ほとんどの企業が少なくとも電話面接も含めて3ラウンドの面接ステップを行っていることが多いので、この面接スケジュールの組み方は、改善の余地が大きい部分です。
面接スケジュールの自動化ツール等を使用すると、時間を節約することも出来ますが、面接プロセス全体の見直しするだけでも大きな効果を生むことが出来ます。
優秀な人材がいた場合、面接のステップを迅速に進ませると同時に、面接の準備をしておくことも重要です。
Robert Halfが提唱する面接準備の5つポイントを下記に紹介します。
1.求めるポジションに関する人材要件を正確に確認する
2.候補者の職歴・スキルを事前に確認する
3.主要な面接の質問を想定しておく
4.スケジュールを調整しておく
5.快適な環境で実施する
迅速かつ効率的な面接は、より早く候補者を選び出し、より早く採用するためにの時間を作り出すことを可能にします。
10.優秀な候補者・内定者の囲い込み
面接の中で優秀な候補者を見つけたら、出来るだけ早くオファーを出すことを心がけます。

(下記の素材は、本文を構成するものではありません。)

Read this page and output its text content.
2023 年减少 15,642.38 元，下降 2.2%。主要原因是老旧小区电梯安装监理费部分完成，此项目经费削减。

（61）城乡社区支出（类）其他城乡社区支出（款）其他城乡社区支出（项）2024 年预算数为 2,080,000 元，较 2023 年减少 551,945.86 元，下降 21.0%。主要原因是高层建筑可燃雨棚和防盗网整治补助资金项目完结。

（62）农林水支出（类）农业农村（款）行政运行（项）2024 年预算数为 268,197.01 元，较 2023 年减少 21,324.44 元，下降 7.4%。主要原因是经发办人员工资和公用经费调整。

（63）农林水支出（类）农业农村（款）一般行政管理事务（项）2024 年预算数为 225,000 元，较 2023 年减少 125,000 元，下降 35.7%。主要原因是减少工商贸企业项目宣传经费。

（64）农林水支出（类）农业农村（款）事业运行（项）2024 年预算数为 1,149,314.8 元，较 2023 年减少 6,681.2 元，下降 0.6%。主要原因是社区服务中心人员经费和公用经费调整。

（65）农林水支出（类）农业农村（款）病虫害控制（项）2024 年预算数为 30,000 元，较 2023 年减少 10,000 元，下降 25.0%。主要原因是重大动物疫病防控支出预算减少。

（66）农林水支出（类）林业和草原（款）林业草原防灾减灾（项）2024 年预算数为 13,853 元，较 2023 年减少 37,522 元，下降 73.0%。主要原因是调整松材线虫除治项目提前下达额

候補者が選考を辞退する最大の理由は、「他社のオファーに受諾したから」です。
他社に先んじてオファーを出すことで、競合他社との採用競争に勝つ確率がぐんっと上がります。
また、内定者同士や社員とのつながりの構築、入社手続きの迅速化を進めることでも、辞退率の低下につなげることができます。
もし候補者から、カウンターオファーを提示されたり、競合する他社のオファーに関する詳細を共有してくる場合には、交渉の準備を始めることが必要です。
この時点では、既に候補者のことをよく分かっているはずなので、他社よりも優位な立場に立つために、給与以外の待遇も含めて、すべての情報を公開し魅力をアピールすることでなんとか他社へ流れないように囲い込むという戦略が重要になります。
まとめ
本記事では、採用指標の中で、最も重要な指標の1つとされる「Time to Hire」について、紹介してきました。
優秀な人材を採用するためには、如何に迅速にすべての採用プロセスを完了させることが出来るかという点がカギになってきます。
特に様々な情報がすぐに手に入る現代社会において、求職者の興味はすぐに他の企業に移りやすく、じっと一社の採用プロセスが終わるのを待ってくれることは非常に稀です。
また、長い時間を採用にかけることは、例え応募者が採用されたとしても、採用プロセスに対して良い印象をもつことが出来ず、入社後のモチベーションの低下や在職期間の短期化にもつながりかねません。
この採用指標が如何に重要かを認識したうえで、採用プロセスを見直し、「Time to Hire」を短くするための採用戦略を是非検討してみてください。